Pfc. Richard C. Mootz
The soldier who first discovered the information on the contents of the Merkers salt mine, Private Richard Carl Mootz was born on 29th January 1925 in Wilmington, Delaware, to Eric and Madeline Mootz. He was drafted into the US Army in 1943 into the 90th Infantry, 7th Division. He fought in Normandy and the Battle of the Bulge before being assigned to a civil control squad in the town of Merkers.
By April 1945, Merkers had been liberated by the 90th Division, and Mootz and the other three members of his team’s role was to enforce curfew and the controlled movement of the locals throughout the town. On April 6th, his team came across two women seated outside a house. As they were breaking curfew, they were escorted to the team headquarters, where it was discovered that they only spoke German, Italian, and French. As Mootz was the only member of the team to speak German, he began interpreting.

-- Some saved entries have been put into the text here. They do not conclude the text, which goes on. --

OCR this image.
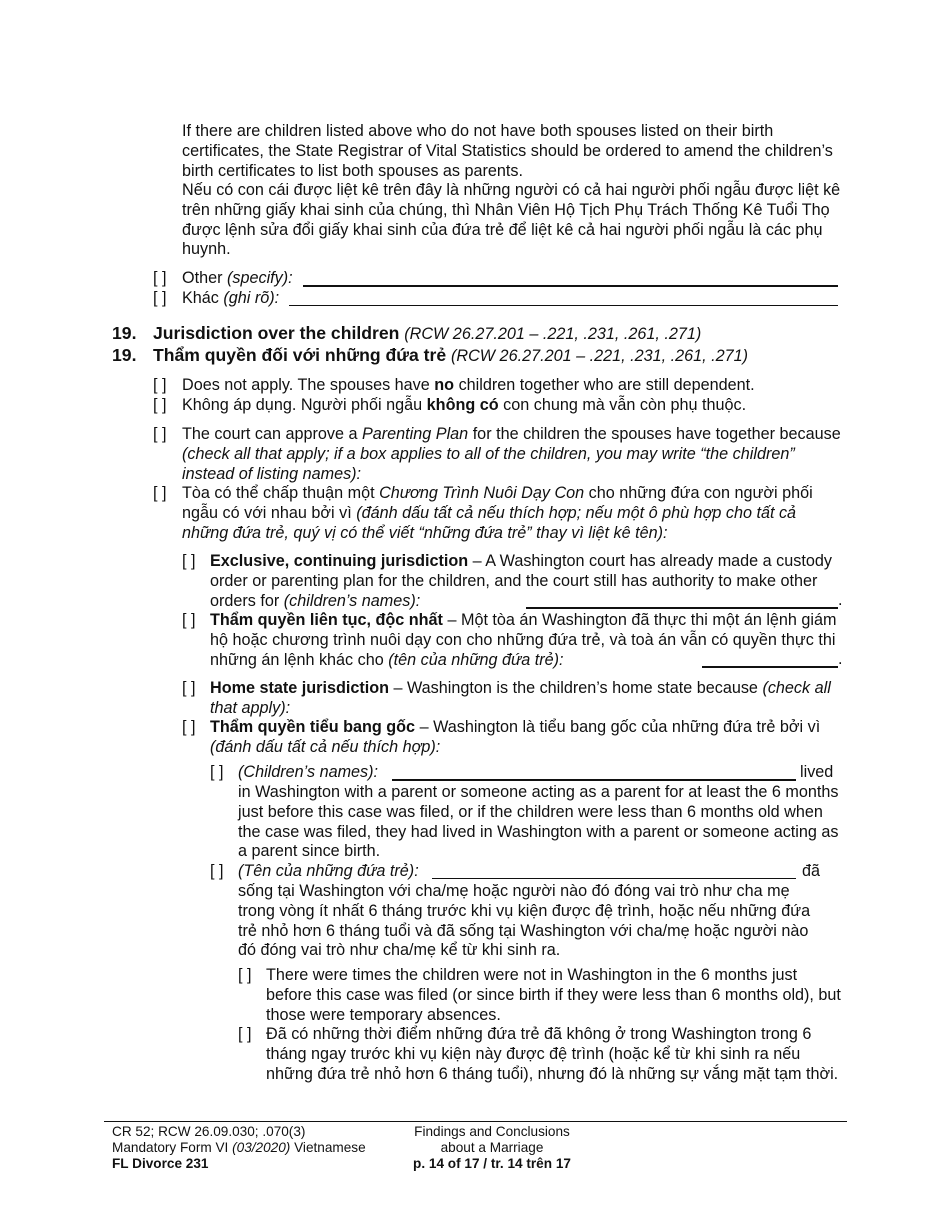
If there are children listed above who do not have both spouses listed on their birth certificates, the State Registrar of Vital Statistics should be ordered to amend the children’s birth certificates to list both spouses as parents.
Nếu có con cái được liệt kê trên đây là những người có cả hai người phối ngẫu được liệt kê trên những giấy khai sinh của chúng, thì Nhân Viên Hộ Tịch Phụ Trách Thống Kê Tuổi Thọ được lệnh sửa đổi giấy khai sinh của đứa trẻ để liệt kê cả hai người phối ngẫu là các phụ huynh.
[ ] Other (specify):
[ ] Khác (ghi rõ):
19. Jurisdiction over the children (RCW 26.27.201 – .221, .231, .261, .271)
19. Thẩm quyền đối với những đứa trẻ (RCW 26.27.201 – .221, .231, .261, .271)
[ ] Does not apply. The spouses have no children together who are still dependent.
[ ] Không áp dụng. Người phối ngẫu không có con chung mà vẫn còn phụ thuộc.
[ ] The court can approve a Parenting Plan for the children the spouses have together because (check all that apply; if a box applies to all of the children, you may write “the children” instead of listing names):
[ ] Tòa có thể chấp thuận một Chương Trình Nuôi Dạy Con cho những đứa con người phối ngẫu có với nhau bởi vì (đánh dấu tất cả nếu thích hợp; nếu một ô phù hợp cho tất cả những đứa trẻ, quý vị có thể viết “những đứa trẻ” thay vì liệt kê tên):
[ ] Exclusive, continuing jurisdiction – A Washington court has already made a custody order or parenting plan for the children, and the court still has authority to make other orders for (children’s names):	.
[ ] Thẩm quyền liên tục, độc nhất – Một tòa án Washington đã thực thi một án lệnh giám hộ hoặc chương trình nuôi dạy con cho những đứa trẻ, và toà án vẫn có quyền thực thi những án lệnh khác cho (tên của những đứa trẻ):	.
[ ] Home state jurisdiction – Washington is the children’s home state because (check all that apply):
[ ] Thẩm quyền tiểu bang gốc – Washington là tiểu bang gốc của những đứa trẻ bởi vì (đánh dấu tất cả nếu thích hợp):
[ ] (Children’s names):	lived
in Washington with a parent or someone acting as a parent for at least the 6 months just before this case was filed, or if the children were less than 6 months old when the case was filed, they had lived in Washington with a parent or someone acting as a parent since birth.
[ ] (Tên của những đứa trẻ):	đã
sống tại Washington với cha/mẹ hoặc người nào đó đóng vai trò như cha mẹ trong vòng ít nhất 6 tháng trước khi vụ kiện được đệ trình, hoặc nếu những đứa trẻ nhỏ hơn 6 tháng tuổi và đã sống tại Washington với cha/mẹ hoặc người nào đó đóng vai trò như cha/mẹ kể từ khi sinh ra.
[ ] There were times the children were not in Washington in the 6 months just before this case was filed (or since birth if they were less than 6 months old), but those were temporary absences.
[ ] Đã có những thời điểm những đứa trẻ đã không ở trong Washington trong 6 tháng ngay trước khi vụ kiện này được đệ trình (hoặc kể từ khi sinh ra nếu những đứa trẻ nhỏ hơn 6 tháng tuổi), nhưng đó là những sự vắng mặt tạm thời.
CR 52; RCW 26.09.030; .070(3)
Mandatory Form VI (03/2020) Vietnamese
FL Divorce 231
Findings and Conclusions
about a Marriage
p. 14 of 17 / tr. 14 trên 17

It was discovered that the two women were French citizens who had been evacuated from their town by the German Army and had lived close by to where Mootz’s French-born mother had grown up. This coincidence broke the ice, and helped the women feel more comfortable. One of the women was pregnant, so the team offered to drive them both to the local midwife. It was on the way to this appointment that Mootz asked the women about the local Kaiseroda mine. To his surprise they told him what it contained.

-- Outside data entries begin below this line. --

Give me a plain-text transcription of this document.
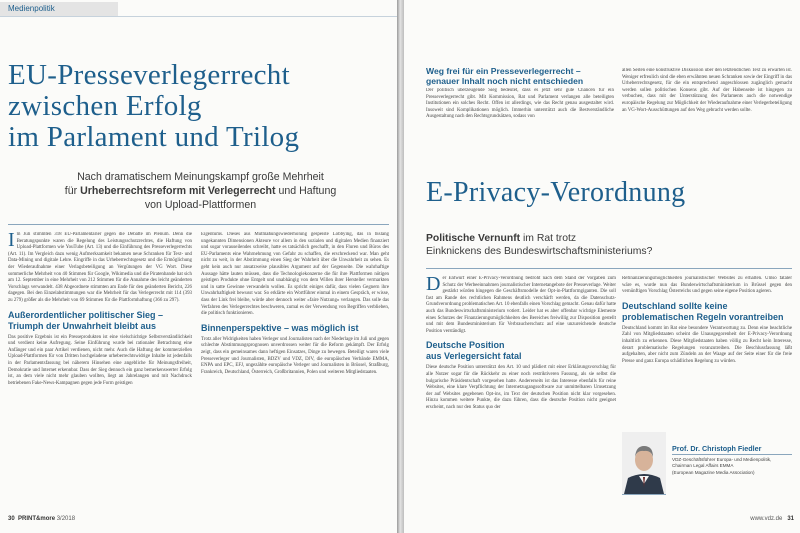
Medienpolitik
EU-Presseverlegerrecht
zwischen Erfolg
im Parlament und Trilog
Nach dramatischem Meinungskampf große Mehrheit
für Urheberrechtsreform mit Verlegerrecht und Haftung
von Upload-Plattformen
Im Juli stimmten 318 EU-Parlamentarier gegen die Debatte im Plenum. Denn die Beratungspunkte waren die Regelung des Leistungsschutzrechtes, die Haftung von Upload-Plattformen wie YouTube (Art. 13) und die Einführung des Presseverlegerrechts (Art. 11). Im Vergleich dazu wenig Aufmerksamkeit bekamen neue Schranken für Text- und Data-Mining und digitale Lehre. Eingriffe in das Urheberrechtsgesetz und die Ermöglichung der Wiederaufnahme einer Verlagsbeteiligung an Vergütungen der VG Wort. Diese sommerliche Mehrheit von 40 Stimmen für Google, Wikimedia und die Piratenbande hat sich am 12. September in eine Mehrheit von 212 Stimmen für die Annahme des leicht geänderten Vorschlags verwandelt. 438 Abgeordnete stimmten am Ende für den geänderten Bericht, 226 dagegen. Bei den Einzelabstimmungen war die Mehrheit für das Verlegerrecht mit 114 (393 zu 279) größer als die Mehrheit von 69 Stimmen für die Plattformhaftung (366 zu 297).
Außerordentlicher politischer Sieg –
Triumph der Unwahrheit bleibt aus
Das positive Ergebnis ist ein Presseprodukten ist eine vielschichtige Selbstverständlichkeit und verdient keine Aufregung. Seine Einführung wurde bei rationaler Betrachtung eine Anfänger und ein paar Artikel verdienen, nicht mehr. Auch die Haftung der kommerziellen Upload-Plattformen für von Dritten hochgeladene urheberrechtswidrige Inhalte ist jedenfalls in der Parlamentsfassung bei näherem Hinsehen eine angebliche für Meinungsfreiheit, Demokratie und Internet erkennbar. Dass der Sieg dennoch ein ganz bemerkenswerter Erfolg ist, an dem viele nicht mehr glauben wollten, liegt an Jahrelangen und mit Nachdruck betriebenen Fake-News-Kampagnen gegen jede Form geistigen
Eigentums. Dieses aus Mutmaßungswiederholung gespeiste Lobbying, das in bislang ungekannten Dimensionen Akteure vor allem in den sozialen und digitalen Medien finanziert und sogar vorauseilendes schreibt, hatte es tatsächlich geschafft, in den Fluren und Büros des EU-Parlaments eine Wahrnehmung von Gefahr zu schaffen, die erschreckend war. Man geht nicht zu weit, in der Abstimmung einen Sieg der Wahrheit über die Unwahrheit zu sehen. Es geht kein auch nur ansatzweise plausibles Argument auf der Gegenseite. Die wahrhaftige Aussage hätte lauten müssen, dass die Technologiekonzerne die für ihre Plattformen nötigen geistigen Produkte ohne Entgelt und unabhängig von dem Willen ihrer Hersteller vermarkten und in satte Gewinne verwandeln wollen. Es spricht einiges dafür, dass vielen Gegnern ihre Unwahrhaftigkeit bewusst war. So erklärte ein Wortführer einmal in einem Gespräch, er wisse, dass der Link frei bleibe, würde aber dennoch weiter »faire Nutzung« verlangen. Das solle das Verfahren des Verlegerrechtes beschweren, zumal es der Verwendung von Begriffen verblieben, die politisch funktionieren.
Binnenperspektive – was möglich ist
Trotz aller Widrigkeiten haben Verleger und Journalisten nach der Niederlage im Juli und gegen schlechte Abstimmungsprognosen unverdrossen weiter für die Reform gekämpft. Der Erfolg zeigt, dass ein gemeinsames dann heftigen Einsatzes, Dinge zu bewegen. Beteiligt waren viele Presseverleger und Journalisten, BDZV und VDZ, DJV, die europäischen Verbände EMMA, ENPA und EPC, EFJ, ungezählte europäische Verleger und Journalisten in Brüssel, Straßburg, Frankreich, Deutschland, Österreich, Großbritannien, Polen und weiteren Mitgliedstaaten.
30 PRINT&more 3/2018
Weg frei für ein Presseverlegerrecht –
genauer Inhalt noch nicht entschieden
Der politisch überzeugende Sieg bedeutet, dass es jetzt sehr gute Chancen für ein Presseverlegerrecht gibt. Mit Kommission, Rat und Parlament verlangen alle beteiligten Institutionen ein solches Recht. Offen ist allerdings, wie das Recht genau ausgestaltet wird. Insoweit sind Komplikationen möglich. Immerhin unterstützt auch die Bestverständliche Ausgestaltung nach den Rechtsgrundsätzen, sodass von
allen Seiten eine konstruktive Diskussion über den letztendlichen Text zu erwarten ist. Weniger erfreulich sind die eben erwähnten neuen Schranken sowie der Eingriff in das Urheberrechtsgesetz, für die ein entsprechend angeschlossen zugänglich gemacht werden sollen politischen Konsens gibt. Auf der Habenseite ist hingegen zu verbuchen, dass mit der Unterstützung des Parlaments auch die notwendige europäische Regelung zur Möglichkeit der Wiederaufnahme einer Verlegerbeteiligung an VG-Wort-Ausschüttungen auf den Weg gebracht werden sollte.
E-Privacy-Verordnung
Politische Vernunft im Rat trotz
Einknickens des Bundeswirtschaftsministeriums?
Der Entwurf einer E-Privacy-Verordnung bedroht nach dem Stand der Vorgaben zum Schutz der Werbeeinnahmen journalistischer Internetangebote der Presseverlage. Weiter gestärkt würden hingegen die Geschäftsmodelle der Opt-in-Plattformgiganten. Die soll fast am Rande des rechtlichen Rahmens deutlich verschärft werden, da die Datenschutz-Grundverordnung problematischen Art. 10 ebenfalls einen Vorschlag gemacht. Genau dafür hatte auch das Bundeswirtschaftsministerium votiert. Leider hat es aber offenbar wichtige Elemente eines Schutzes der Finanzierungsmöglichkeiten des Bereiches freiwillig zur Disposition gestellt und mit dem Bundesministerium für Verbraucherschutz auf eine unzureichende deutsche Position verständigt.
Deutsche Position
aus Verlegersicht fatal
Diese deutsche Position unterstützt den Art. 10 und plädiert mit einer Erklärungsvorschlag für alle Nutzer sogar für die Rückkehr zu einer noch restriktiveren Fassung, als sie selbst die bulgarische Präsidentschaft vorgesehen hatte. Andererseits ist das Interesse ebenfalls für reine Websites, eine klare Verpflichtung der Internetzugangssoftware zur unmittelbaren Umsetzung der auf Websites gegebenen Opt-ins, im Text der deutschen Position nicht klar vorgesehen. Hinzu kommen weitere Punkte, die dazu führen, dass die deutsche Position nicht geeignet erscheint, nach nur den Status quo der
Refinanzierungsmöglichkeiten journalistischer Websites zu erhalten. Umso fataler wäre es, wurde nun das Bundeswirtschaftsministerium in Brüssel gegen den vernünftigen Vorschlag Österreichs und gegen seine eigene Position agieren.
Deutschland sollte keine
problematischen Regeln vorantreiben
Deutschland kommt im Rat eine besondere Verantwortung zu. Denn eine beachtliche Zahl von Mitgliedstaaten scheint die Unausgegorenheit der E-Privacy-Verordnung inhaltlich zu erkennen. Diese Mitgliedstaaten haben völlig zu Recht kein Interesse, derart problematische Regelungen voranzutreiben. Die Beschlussfassung läßt aufgehalten, aber nicht zum Zündeln an der Waage auf der Seite einer für die freie Presse und ganz Europa schädlichen Regelung zu würden.
Prof. Dr. Christoph Fiedler
VDZ-Geschäftsführer Europa- und Medienpolitik,
Chairman Legal Affairs EMMA
(European Magazine Media Association)
www.vdz.de 31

According to the official US Army documents, “…the women stated that it was the mine in which the German gold reserve and valuable property of the National Art Museum in Berlin had been deposited. [The] gold was stored 700 meters deep in the mine and … that it took 72 hours to unload and store the gold and currency and that local civilians and displaced persons had been used for labor on the project.” After learning this incredible information, Pfc. Mootz immediately drove to tell his superiors. The division commander then told two senior officers, and one, Lt. Col. Russell, immediately left for the mine. By the end of the day, he had a tank battalion and military police guarding it.
After a day of corroborating this information, on April 8th a hole was blasted through the masonry wall, and the mine was entered. They found gold bullions worth $250 million, billions in paper currency, priceless art treasures from museums and private collections, and the material loot of the Holocaust – gold and silver from teeth fillings, precious-metal glasses frames, watch cases, strings of pearls and wedding rings. It is highly likely that if Pfc. Mootz had not learnt this information, the contents of the Merkers salt mine would have fallen into the hands of the Russian Army. At the end of the war, a month after the discovery, the area surrounding Merkers was handed over to the Soviets. Thankfully the contents of the mine were dispersed amongst the Allies and were properly restituted.
Richard Mootz earned the Bronze Star, the Purple Heart, and the Good Conduct Medal of Honor for his service. After being discharged he returned to the United States and studied at the University of Delaware and Goldey Beacom College, before realizing he preferred working with his hands to sitting behind a desk. He would become a well-known carpenter and metalworker in the county, with his private commission building him a reputation for passionate craftsmanship.
For decades he tried to put the record straight of his involvement in the discovery of the treasures of Merkers. After multiple requests to the US Army, they only gave him mixed signals. It was not until the papers were declassified sixty years later that he saw his name recorded in history.
Richard Mootz died Febuary 11th 2020 in Georgetown, Delaware.